Pierre Deligne Wins Abel Prize For Contributions To Algebraic Geometry
ananyo writes "Belgian mathematician Pierre Deligne completed the work for which he became celebrated nearly four decades ago, but that fertile contribution to number theory has now earned him the Abel Prize, one of the most prestigious awards in mathematics. The prize is worth 6 million Norwegian krone (about US$1 million). In short, Deligne proved one of the four Weil conjectures (he proved the hardest; his mentor, Alexander Grothendieck, had proved the second conjecture in 1965) and went on to tools such as l-adic cohomology to extend algebraic geometry and to relate it to other areas of maths. 'To some extent, I feel that this money belongs to mathematics, not to me,' Deligne said, via webcast."
I don't know if this was intentional, but I suspect it was: '“The nice thing about mathematics is doing mathematics,” Deligne said. “The prizes come in addition.”' Ha!

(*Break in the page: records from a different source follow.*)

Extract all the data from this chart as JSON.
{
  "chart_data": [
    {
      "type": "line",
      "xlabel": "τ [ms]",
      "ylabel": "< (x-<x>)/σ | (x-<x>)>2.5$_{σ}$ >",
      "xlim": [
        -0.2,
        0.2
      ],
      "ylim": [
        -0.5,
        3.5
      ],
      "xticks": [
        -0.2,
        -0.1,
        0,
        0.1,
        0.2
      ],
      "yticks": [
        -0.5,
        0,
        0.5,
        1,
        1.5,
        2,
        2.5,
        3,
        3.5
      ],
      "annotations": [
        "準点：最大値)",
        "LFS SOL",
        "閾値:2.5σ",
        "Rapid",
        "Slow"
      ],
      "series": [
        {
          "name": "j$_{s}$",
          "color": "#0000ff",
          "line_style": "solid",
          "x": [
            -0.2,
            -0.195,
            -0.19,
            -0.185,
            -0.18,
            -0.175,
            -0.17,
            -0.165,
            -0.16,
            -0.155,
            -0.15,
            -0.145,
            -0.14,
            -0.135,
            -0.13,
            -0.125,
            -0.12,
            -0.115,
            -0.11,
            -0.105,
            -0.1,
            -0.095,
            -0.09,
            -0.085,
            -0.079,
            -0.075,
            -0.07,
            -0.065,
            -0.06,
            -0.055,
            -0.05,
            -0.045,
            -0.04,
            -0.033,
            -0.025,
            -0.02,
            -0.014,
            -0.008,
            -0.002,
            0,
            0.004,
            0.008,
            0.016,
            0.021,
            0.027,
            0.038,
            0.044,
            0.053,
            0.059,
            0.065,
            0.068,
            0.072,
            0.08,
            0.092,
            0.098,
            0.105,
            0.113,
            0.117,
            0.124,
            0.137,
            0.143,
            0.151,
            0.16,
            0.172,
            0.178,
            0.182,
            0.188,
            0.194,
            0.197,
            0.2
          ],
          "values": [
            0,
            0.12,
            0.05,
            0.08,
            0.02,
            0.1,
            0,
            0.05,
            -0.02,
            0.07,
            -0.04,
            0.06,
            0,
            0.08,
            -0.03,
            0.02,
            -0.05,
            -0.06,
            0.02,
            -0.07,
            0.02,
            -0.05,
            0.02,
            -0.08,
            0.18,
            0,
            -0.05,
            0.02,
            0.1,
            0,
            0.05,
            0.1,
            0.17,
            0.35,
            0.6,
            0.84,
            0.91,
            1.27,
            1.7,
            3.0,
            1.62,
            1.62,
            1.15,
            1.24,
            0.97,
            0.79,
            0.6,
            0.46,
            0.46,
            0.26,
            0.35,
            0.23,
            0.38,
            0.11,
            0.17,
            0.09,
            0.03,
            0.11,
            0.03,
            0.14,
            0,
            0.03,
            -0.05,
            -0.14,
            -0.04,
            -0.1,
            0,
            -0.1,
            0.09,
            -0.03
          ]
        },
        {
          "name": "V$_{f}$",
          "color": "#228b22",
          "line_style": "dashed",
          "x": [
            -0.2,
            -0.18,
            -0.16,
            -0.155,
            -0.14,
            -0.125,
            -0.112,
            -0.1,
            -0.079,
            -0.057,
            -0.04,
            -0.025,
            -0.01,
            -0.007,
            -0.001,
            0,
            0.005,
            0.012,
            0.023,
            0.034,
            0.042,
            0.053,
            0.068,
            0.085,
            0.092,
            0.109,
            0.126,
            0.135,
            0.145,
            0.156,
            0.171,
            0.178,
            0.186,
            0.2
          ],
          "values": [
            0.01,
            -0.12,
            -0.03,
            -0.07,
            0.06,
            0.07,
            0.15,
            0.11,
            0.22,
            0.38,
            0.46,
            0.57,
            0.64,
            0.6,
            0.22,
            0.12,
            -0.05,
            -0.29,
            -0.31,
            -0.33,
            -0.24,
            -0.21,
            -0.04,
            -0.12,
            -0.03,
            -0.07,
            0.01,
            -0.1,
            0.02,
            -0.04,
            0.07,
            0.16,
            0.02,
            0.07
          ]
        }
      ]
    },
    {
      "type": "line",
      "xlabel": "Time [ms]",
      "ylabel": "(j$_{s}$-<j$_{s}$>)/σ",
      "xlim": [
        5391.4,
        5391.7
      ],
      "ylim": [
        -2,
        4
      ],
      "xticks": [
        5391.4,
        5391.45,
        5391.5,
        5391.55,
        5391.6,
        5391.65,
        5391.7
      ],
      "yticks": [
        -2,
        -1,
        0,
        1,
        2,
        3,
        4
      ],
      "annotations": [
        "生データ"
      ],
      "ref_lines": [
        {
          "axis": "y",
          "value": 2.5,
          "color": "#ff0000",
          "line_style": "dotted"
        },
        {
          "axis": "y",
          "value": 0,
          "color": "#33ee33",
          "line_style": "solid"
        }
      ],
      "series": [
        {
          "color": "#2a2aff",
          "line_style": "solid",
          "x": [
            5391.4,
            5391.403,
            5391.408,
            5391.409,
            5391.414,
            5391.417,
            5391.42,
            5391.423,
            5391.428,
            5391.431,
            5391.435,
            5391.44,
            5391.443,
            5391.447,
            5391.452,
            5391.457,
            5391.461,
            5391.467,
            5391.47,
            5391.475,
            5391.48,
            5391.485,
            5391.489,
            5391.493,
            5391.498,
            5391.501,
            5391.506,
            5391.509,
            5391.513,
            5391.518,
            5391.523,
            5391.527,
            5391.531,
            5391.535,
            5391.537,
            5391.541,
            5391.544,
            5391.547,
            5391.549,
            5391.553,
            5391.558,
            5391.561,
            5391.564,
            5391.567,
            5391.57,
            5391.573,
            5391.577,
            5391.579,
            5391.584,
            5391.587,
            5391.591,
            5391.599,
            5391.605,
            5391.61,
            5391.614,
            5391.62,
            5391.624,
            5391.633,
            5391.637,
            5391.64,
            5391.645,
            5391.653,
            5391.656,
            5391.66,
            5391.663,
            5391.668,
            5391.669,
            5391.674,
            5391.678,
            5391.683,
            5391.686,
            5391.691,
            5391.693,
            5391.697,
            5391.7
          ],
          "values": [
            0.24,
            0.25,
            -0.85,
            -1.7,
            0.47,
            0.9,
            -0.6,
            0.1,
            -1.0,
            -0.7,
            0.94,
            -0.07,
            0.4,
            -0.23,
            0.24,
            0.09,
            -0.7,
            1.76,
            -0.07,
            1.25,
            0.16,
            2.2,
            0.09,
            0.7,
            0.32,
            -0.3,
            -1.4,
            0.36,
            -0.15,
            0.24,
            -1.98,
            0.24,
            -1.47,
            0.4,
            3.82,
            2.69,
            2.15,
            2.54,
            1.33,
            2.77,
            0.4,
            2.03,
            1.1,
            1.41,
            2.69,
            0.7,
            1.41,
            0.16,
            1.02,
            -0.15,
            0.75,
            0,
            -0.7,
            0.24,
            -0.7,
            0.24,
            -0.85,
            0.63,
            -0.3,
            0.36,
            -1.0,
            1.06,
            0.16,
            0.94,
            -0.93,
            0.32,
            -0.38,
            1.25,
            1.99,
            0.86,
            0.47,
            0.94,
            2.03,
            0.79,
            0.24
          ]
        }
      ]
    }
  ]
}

Math humor is the best humor.
Deligne is a huge mathematician, but :
- Grothendieck give Deligne a lot of unpublished things, to be published;
- Deligne use it, but never publish it,
- Deligne made everything to hide it, and to let others think Grothendieck was fool.
Deligne use (for his only use) the tools given by Grothendieck, but hide and destroyed the spirit of it.
Even without this awful things he does, Deligne is on of the very big mathematician.
But mathematics lose a lot in this malversations.